I would come to have a new appreciation for what anxiety is and the havoc it can wreak. Every day I would audibly gasp multiple times as I remembered, again and again, that I had cancer. It was the most jarring thought I’ve ever had, each time.
But after about three weeks, I started to be able to move forward. I’d never fully get used to the idea of having cancer (what?!? No. That is so off-brand for me) but I understood that it didn’t matter. It is what it is. I am where I am.
The next weeks and months are now a blur, looking back. There was genetic testing, more biopsies (two more spots were found- changing my plan from a lumpectomy to a mastectomy, something I grieved for a long time). All sorts of blood tests, CT scan, and an MRI biopsy (0/10, do not recommend). Then chemotherapy (6 hours of infusions each time) from October through January. A mastectomy in March. And then final reconstructive surgery at the end of June. (Oh and for fun, sprinkle in a case of Bells Palsy at the end of April, which is still slowly resolving now in early July).
So it’s been a lot. And the journey continues. I’m cancer free (biggest yay ever! I had what’s called a complete response, which also yields better survival outcomes & reduced risk of recurrence later) as of March, and to stay in remission I’ll keep getting infusions every 3 weeks into October 2025 to complete a year of Herceptin (a chemo-like medicine that targets the HER2 receptors from my triple positive breast cancer, and keeps it from recurring). I’ll also soon be starting aromatase inhibitors which will target the hormone positive (ER, PR) factors of my cancer, again protecting against recurrence. I’m not looking forward to that phase (it will be 5 years long!) but I’ve really learned to cross each bridge as I come to it.
Cancer has changed my life, no doubt about it.

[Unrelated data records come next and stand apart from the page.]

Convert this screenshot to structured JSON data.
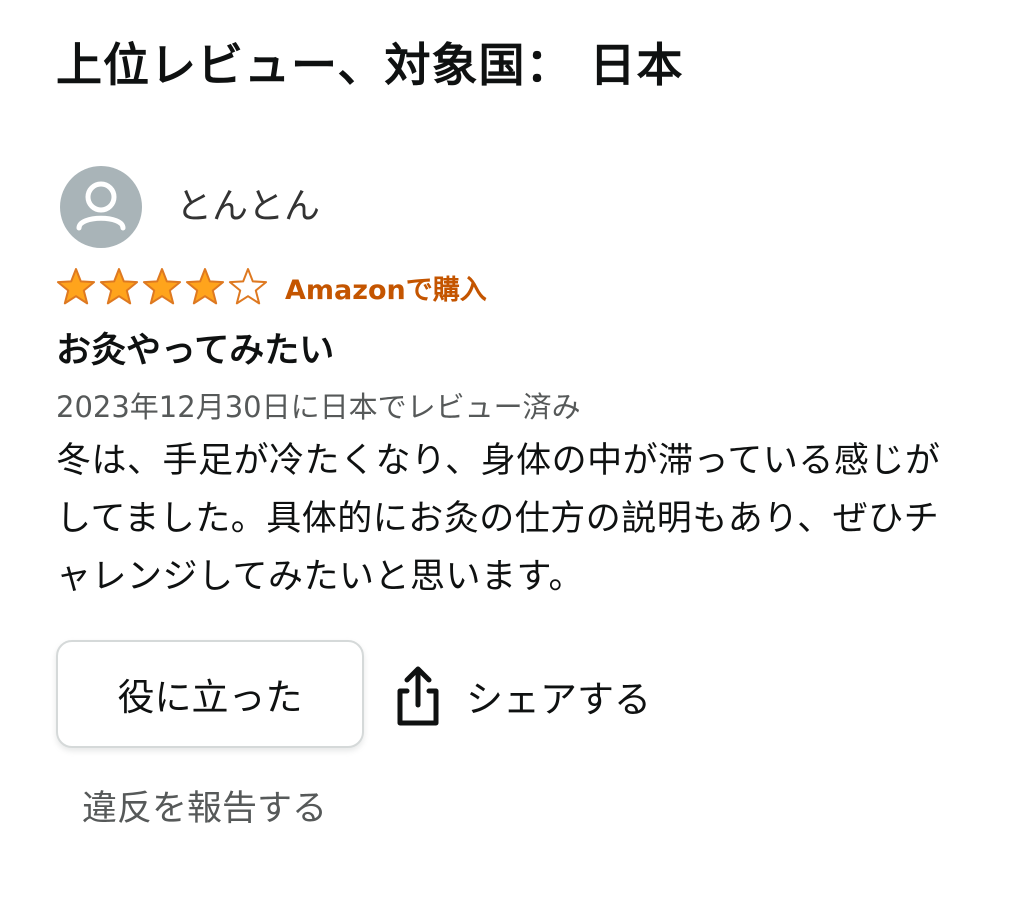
{
  "header": {
    "title": "上位レビュー、対象国： 日本"
  },
  "review": {
    "reviewer": {
      "name": "とんとん",
      "avatar_icon": "default-user-avatar-icon"
    },
    "rating": 4,
    "rating_max": 5,
    "verified_label": "Amazonで購入",
    "title": "お灸やってみたい",
    "date_text": "2023年12月30日に日本でレビュー済み",
    "body": "冬は、手足が冷たくなり、身体の中が滞っている感じがしてました。具体的にお灸の仕方の説明もあり、ぜひチャレンジしてみたいと思います。"
  },
  "actions": {
    "helpful_label": "役に立った",
    "share_label": "シェアする",
    "share_icon": "share-icon",
    "report_label": "違反を報告する"
  },
  "colors": {
    "star_fill": "#ffa41c",
    "star_stroke": "#de7921",
    "verified": "#c45500",
    "avatar_bg": "#a9b4b8",
    "muted_text": "#565959",
    "button_border": "#d5d9d9"
  }
}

Lots of negatives and challenges. But to be honest, I look back on the last ten months and I’m grateful for everything I’ve learned and who I’m becoming and most of all- my dear friends and family who I’ve grown closer to through it all.
August 2024- the weekend before my diagnosis, blissfully unaware, with my dear friends Kim, Karima, Moira, and Peggy.
September 2024- my sweet sister Melissa dropped everything to be with me at my first oncology appointments. It was a super scary time and her humor and flexibility and knowledge of the medical landscape helped me stay calm and focused.
March 2025- post-chemo and just before my first surgery. Whether she’s in SF or we’re texting from afar, Michelle’s humor and love and dear friendship brightens my days, daily.
March 2025- my sweet sister Kristen flew out to be with me for my surgery. What a phenomenal support she’s been this year and Best Nurse Ever.
March 2025- My husband, Matt. My rock. All his best qualities have been put to good use this year- his humor, his caring, his patience, his grit.
March 2025- my 16 year old, Oliver. This kid has experienced my cancer as the backdrop of his sophomore year in high school, and has shown nothing but compassion and empathy. What a champ.
June 2025- the weekend before my final reconstructive surgery, again with my college friends. So grateful for Kendra, Peggy & Moira- these women I’ve now known and loved for 33 years! And love that they put on a “serious face” in solidarity with my Bell’s palsy (I can’t really smile, currently).
July 2025- Colten & Oliver have been a huge source of humor for me as I recover from both my last surgery and Bell’s Palsy. They feed off each other, seeing who can make me laugh harder. Such joy.